Maafkan ya lama banget updatenya. Karena cerita ini berat dan banyak teka-teki aku harus spare banyak waktu. Udah gitu kadang baca yang kemarin2 lagi biar nyambung hehe maaf yaaaa.

Vote dan komen plis :)

Happy reading!

----------------------------------------------------------------


Prita pun sudah meninggalkan tempat ini. Kelegaan luar biasa bagiku karena tak perlu ada drama lagi. Kini tinggal aku berdua dengan Tirga di ruangannya. Aku pun mengutip serta membersihkan makanan di atas meja tengah ruangan ini. Tirga masih diam tak bergerak dengan posisi membelakangiku. Aku juga tidak mengobrol dengannya karena aku tahu suasana hatinya pasti sangat buruk.

"Mudya ...," panggilannya menyentakku. Aktivitasku membersihkan meja jelas terhenti.

"Iya, Tir ...."

"Menurut kamu, aku harus gimana sekarang? Aku benar-benar bingung. Aku nggak tahu mesti gimana sama Jorda setelah dengar penjelasan Prita tadi."

Hmmm mana kutahu. "Hmmm ...." Aku berusaha memutar otak.

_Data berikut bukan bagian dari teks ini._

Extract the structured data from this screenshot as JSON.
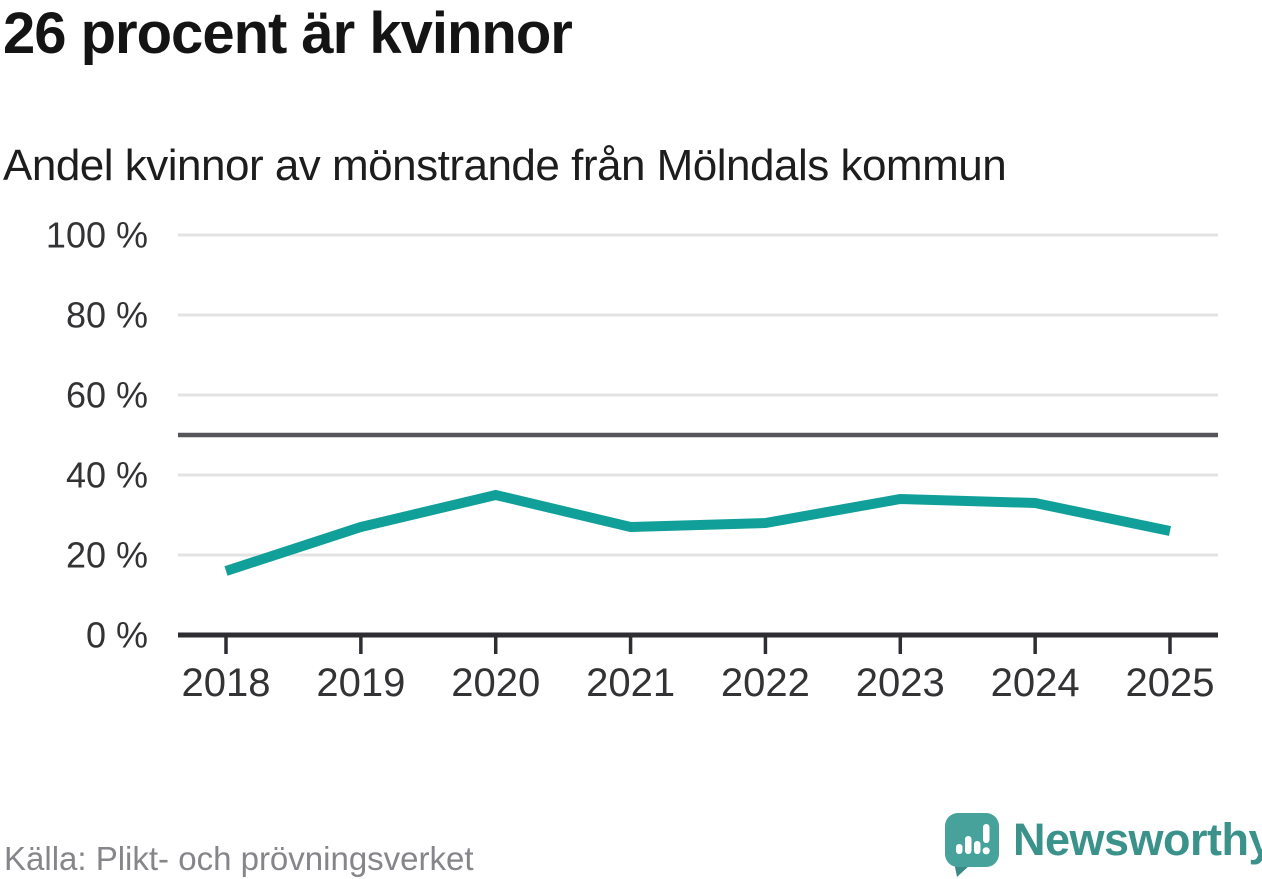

"Memang sebenarnya terlalu banyak hal yang Jorda lakukan buat aku. Aku ingat sekali ketika pertama kali kami bertemu di audisi pemain musik orkestra. Yang mendaftar untuk ikut orkestra itu lumayan banyak dan setiap minggunya selalu ada proses penyaringan. Karena peserta yang semakin mengerucut, mau tak mau aku, Tirga, dan Alysam akhirnya menjadi dekat. Ya saat itu ada Alysam juga. Awal audisi biasanya kami hanya bermain di depan para juri, tapi menjelang ke babak akhir kami harus bermain di sebuah panggung. Aku ingat sekali di saat sudah memasuki panggung, kami diminta untuk menyediakan nama panggung. Di saat inilah kami baru mengetahui rahasia masing-masing. Waktu itu aku belum memegang jabatan tinggi di Rabatik jadi menjadi pemusik tidak masalah bagiku. Alysam juga memang hanya berfokus pada biolanya selama ini.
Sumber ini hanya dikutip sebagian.